PALEMBANG, Catatan Jurnalist — Pemerintah Kota Palembang mulai menjalani Evaluasi Perencanaan dan Penganggaran (Evran) Tahun 2026 yang dilakukan Badan Pengawasan Keuangan dan Pembangunan (BPKP) Perwakilan Provinsi Sumatera Selatan.
Tahap awal evaluasi ditandai dengan audiensi Kepala Perwakilan BPKP Sumsel Supriyadi, SE., Ak., MM., CA., QIA., CRMP bersama tim dengan Wali Kota Palembang Ratu Dewa di salah satu ruangan rumah dinas Wali Kota Palembang, Rabu (19/8/2026).
Pertemuan tersebut menjadi langkah awal antara auditor dan Pemerintah Kota Palembang sebagai auditee sebelum proses audit atau evaluasi secara resmi dilaksanakan. Audiensi turut dihadiri sejumlah Organisasi Perangkat Daerah (OPD) terkait.
Kepala Perwakilan BPKP Sumsel Supriyadi menjelaskan, Evran 2026 difokuskan pada lima sektor prioritas, yakni pendidikan, kesehatan, pengentasan kemiskinan, penurunan stunting dan ketahanan pangan.
Evaluasi tersebut dilakukan untuk menilai kualitas perencanaan dan penganggaran daerah, menguji konsistensi antara dokumen perencanaan dengan APBD, sekaligus memastikan program pemerintah daerah sejalan dengan prioritas pembangunan nasional.
Selain itu, hasil evaluasi diharapkan dapat menghasilkan rekomendasi yang konstruktif untuk meningkatkan efektivitas dan efisiensi belanja daerah.
Dengan demikian, setiap anggaran yang dialokasikan pemerintah diharapkan benar-benar menghasilkan program yang tepat sasaran dan memberikan manfaat nyata bagi masyarakat.
Sementara itu, Wali Kota Palembang Ratu Dewa menyambut baik kedatangan tim BPKP Sumsel dan menegaskan Pemkot Palembang terbuka terhadap proses evaluasi maupun berbagai masukan yang diberikan.
Ratu Dewa meminta seluruh jajaran OPD melakukan evaluasi terhadap perencanaan, kegiatan, program hingga subprogram yang akan dimasukkan dalam APBD Perubahan maupun APBD induk.
Ia juga menekankan agar aspek perencanaan dan penganggaran menjadi perhatian serius, khususnya pada sektor yang berkaitan langsung dengan kepentingan masyarakat.
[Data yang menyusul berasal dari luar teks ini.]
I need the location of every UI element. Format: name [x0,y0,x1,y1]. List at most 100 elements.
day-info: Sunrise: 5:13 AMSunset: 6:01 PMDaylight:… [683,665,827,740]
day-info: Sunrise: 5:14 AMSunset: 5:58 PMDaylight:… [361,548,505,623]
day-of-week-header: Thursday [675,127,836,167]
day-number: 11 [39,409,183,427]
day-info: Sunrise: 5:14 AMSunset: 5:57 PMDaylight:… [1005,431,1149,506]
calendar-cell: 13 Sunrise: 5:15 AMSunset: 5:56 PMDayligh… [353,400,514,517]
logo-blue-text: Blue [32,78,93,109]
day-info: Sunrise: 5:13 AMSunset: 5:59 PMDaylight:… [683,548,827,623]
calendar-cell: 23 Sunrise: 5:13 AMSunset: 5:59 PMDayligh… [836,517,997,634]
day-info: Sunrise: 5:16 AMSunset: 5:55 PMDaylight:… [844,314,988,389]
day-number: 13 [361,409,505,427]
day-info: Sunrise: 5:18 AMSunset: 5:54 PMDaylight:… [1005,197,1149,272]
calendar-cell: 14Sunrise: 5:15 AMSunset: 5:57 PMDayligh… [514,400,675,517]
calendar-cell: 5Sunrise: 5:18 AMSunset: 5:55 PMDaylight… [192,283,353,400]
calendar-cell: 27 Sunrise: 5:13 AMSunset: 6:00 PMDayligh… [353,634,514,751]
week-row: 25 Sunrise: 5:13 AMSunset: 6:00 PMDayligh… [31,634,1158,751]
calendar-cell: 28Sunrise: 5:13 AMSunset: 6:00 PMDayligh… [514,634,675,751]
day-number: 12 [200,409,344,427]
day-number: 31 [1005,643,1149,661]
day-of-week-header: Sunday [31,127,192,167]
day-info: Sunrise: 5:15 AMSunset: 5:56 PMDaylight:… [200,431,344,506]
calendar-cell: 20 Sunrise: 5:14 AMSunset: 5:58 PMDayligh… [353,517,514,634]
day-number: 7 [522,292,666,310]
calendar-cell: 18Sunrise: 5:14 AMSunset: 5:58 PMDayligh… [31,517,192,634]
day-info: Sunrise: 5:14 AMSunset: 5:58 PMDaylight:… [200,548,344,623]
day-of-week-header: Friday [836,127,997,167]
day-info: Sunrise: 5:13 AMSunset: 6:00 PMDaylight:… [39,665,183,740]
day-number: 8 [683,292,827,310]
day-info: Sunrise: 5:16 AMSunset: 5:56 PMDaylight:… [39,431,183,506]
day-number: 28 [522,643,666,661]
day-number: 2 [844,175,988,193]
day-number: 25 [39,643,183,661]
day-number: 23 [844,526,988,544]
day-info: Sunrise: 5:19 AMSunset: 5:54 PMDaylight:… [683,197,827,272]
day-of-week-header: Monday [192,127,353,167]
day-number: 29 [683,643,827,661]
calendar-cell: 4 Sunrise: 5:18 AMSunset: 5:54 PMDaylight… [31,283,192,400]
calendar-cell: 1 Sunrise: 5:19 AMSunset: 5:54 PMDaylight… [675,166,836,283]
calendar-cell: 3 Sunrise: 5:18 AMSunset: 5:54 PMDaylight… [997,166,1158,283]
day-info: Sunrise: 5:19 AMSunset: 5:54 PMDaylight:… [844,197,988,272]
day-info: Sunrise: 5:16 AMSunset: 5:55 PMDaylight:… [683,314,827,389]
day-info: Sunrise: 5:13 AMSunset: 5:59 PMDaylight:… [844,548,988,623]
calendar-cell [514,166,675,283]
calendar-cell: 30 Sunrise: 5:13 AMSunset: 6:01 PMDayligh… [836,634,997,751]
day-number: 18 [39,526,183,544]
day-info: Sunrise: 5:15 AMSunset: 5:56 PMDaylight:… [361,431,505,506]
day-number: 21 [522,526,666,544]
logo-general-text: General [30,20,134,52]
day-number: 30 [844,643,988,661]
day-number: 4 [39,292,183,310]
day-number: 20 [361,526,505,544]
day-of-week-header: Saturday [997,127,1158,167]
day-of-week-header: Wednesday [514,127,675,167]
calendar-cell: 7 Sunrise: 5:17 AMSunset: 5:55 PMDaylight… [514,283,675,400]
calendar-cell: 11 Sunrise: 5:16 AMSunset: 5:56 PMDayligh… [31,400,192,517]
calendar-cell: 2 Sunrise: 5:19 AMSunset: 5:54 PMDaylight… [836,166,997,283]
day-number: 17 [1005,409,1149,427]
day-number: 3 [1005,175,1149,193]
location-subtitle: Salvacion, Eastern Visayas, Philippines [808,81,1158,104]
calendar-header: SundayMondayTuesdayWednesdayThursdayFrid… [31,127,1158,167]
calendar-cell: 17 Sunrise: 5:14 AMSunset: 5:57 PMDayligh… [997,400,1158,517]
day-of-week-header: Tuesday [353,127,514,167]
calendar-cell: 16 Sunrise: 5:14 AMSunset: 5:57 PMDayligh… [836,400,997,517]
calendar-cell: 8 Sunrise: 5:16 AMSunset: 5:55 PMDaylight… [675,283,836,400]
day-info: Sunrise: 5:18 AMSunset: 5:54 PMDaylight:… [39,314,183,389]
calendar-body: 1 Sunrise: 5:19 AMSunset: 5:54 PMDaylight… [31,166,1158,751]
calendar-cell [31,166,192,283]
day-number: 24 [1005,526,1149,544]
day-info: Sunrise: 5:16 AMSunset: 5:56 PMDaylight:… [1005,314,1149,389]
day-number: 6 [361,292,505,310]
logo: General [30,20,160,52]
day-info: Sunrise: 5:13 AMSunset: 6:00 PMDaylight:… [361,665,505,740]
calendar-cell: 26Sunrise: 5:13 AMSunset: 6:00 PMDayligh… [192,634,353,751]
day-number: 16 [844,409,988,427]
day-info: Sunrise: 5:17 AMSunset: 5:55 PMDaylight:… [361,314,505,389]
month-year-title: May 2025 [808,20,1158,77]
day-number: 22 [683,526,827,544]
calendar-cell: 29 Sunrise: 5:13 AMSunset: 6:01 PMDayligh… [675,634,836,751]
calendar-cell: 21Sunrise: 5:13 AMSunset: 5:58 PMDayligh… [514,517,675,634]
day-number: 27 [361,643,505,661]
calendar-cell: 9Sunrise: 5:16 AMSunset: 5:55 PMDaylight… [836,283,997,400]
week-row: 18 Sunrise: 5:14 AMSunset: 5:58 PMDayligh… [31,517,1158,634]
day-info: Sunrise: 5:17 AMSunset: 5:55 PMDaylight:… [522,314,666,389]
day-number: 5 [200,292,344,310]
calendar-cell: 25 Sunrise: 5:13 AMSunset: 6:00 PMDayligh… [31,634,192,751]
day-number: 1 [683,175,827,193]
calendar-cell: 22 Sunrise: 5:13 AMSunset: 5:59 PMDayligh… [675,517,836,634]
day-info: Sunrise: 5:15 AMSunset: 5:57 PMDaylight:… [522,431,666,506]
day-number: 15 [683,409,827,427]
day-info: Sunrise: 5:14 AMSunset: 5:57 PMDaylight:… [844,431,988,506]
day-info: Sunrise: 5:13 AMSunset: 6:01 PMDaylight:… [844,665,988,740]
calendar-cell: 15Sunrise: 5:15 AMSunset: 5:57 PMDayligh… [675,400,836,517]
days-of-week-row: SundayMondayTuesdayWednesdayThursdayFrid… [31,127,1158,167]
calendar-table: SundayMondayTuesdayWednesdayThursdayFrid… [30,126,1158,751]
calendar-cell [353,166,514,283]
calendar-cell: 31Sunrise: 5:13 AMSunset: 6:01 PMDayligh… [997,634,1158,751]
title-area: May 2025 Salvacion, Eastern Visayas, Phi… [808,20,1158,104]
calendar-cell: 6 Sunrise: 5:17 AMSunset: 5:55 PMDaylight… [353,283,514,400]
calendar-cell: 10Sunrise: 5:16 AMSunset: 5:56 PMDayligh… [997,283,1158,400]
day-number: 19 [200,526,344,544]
“Perencanaan penganggaran, masalah kemiskinan, Dinas PUPR, Dinas Perkimtan, Dinas Kesehatan dan Dinas Pendidikan agar segera menindaklanjuti pertemuan ini. Program yang direncanakan harus tepat sasaran, tepat jumlah dan tepat kualitas,” tegas Ratu Dewa.
Menurutnya, program pengentasan kemiskinan harus dirancang tidak sekadar menyerap anggaran, tetapi mampu membuka akses masyarakat terhadap berbagai kebutuhan dasar.
Ia mencontohkan pembangunan IPA, sanitasi dan jalan lingkungan yang harus diarahkan untuk mendukung upaya pengentasan kemiskinan sekaligus meningkatkan kualitas hidup masyarakat.
Ratu Dewa juga meminta seluruh perangkat daerah mendukung proses evaluasi BPKP secara maksimal, termasuk menyiapkan data dan informasi yang diperlukan selama proses evaluasi berlangsung.
Ia berharap proses Evran 2026 dapat menjadi momentum untuk memperbaiki kualitas perencanaan dan penganggaran di lingkungan Pemkot Palembang.
“Melalui diskusi dan pendalaman selama proses evaluasi, berbagai program yang direncanakan ke depan dapat semakin terarah dan sesuai dengan koridor peraturan perundang-undangan,” pungkasnya.